Diaz concedes that the “categorical approach” set forth in Taylor v. United States, 495 U.S. 575, 110 S.Ct. 2143, 109 L.Ed.2d 607 (1990), governs this determination. See United States v. Rivera-Sanchez, 247 F.3d 905, 907-08 (9th Cir.2001) (en banc). Instead of applying it, however, the district court looked behind the facts of the underlying felony, which Taylor precludes.

Applying the categorical approach, Diaz’s prior conviction clearly constitutes “sexual abuse of a minor.” 111. Comp. Stat. §§ 5/12 — 16(d) and 5/12-17(b), is virtually identical to the federal statute criminalizing sexual abuse of a minor, 18 U.S.C. § 2243, and the phrase “sexual abuse of a minor” includes all of the conduct prohibited by the Illinois statute. See also United States v.

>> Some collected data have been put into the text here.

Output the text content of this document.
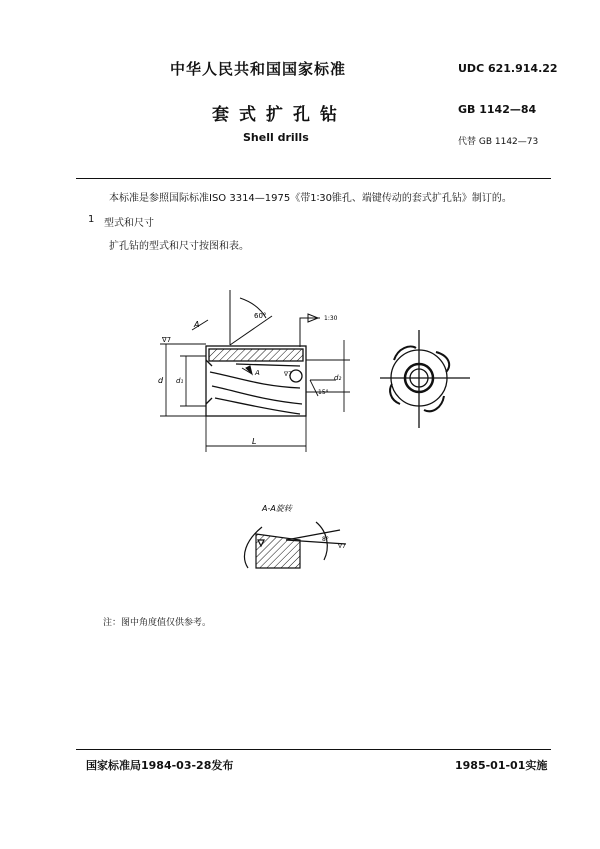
中华人民共和国国家标准	UDC 621.914.22
套式扩孔钻	GB 1142—84
Shell drills	代替 GB 1142—73
本标准是参照国际标准ISO 3314—1975《带1∶30锥孔、端键传动的套式扩孔钻》制订的。
1 型式和尺寸
扩孔钻的型式和尺寸按图和表。
60°
A
A
1:30
∇7
∇7
d d₁	d₂
L
15°
A-A旋转
8°
∇7
注：图中角度值仅供参考。
国家标准局1984-03-28发布	1985-01-01实施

Baron-Medina, 187 F.3d 1144, 1146 (9th Cir.1999), cert. denied, 531 U.S. 1167, 121 S.Ct. 1130, 148 L.Ed.2d 996 (2001). Therefore, Diaz’s prior conviction is an aggravated felony for sentencing purposes. He must be resentenced on remand accordingly.

REVERSED AND REMANDED. 
      
       This disposition is not appropriate for publication and may not be cited to or by the courts of this circuit except as provided by 9th Cir. R. 36-3.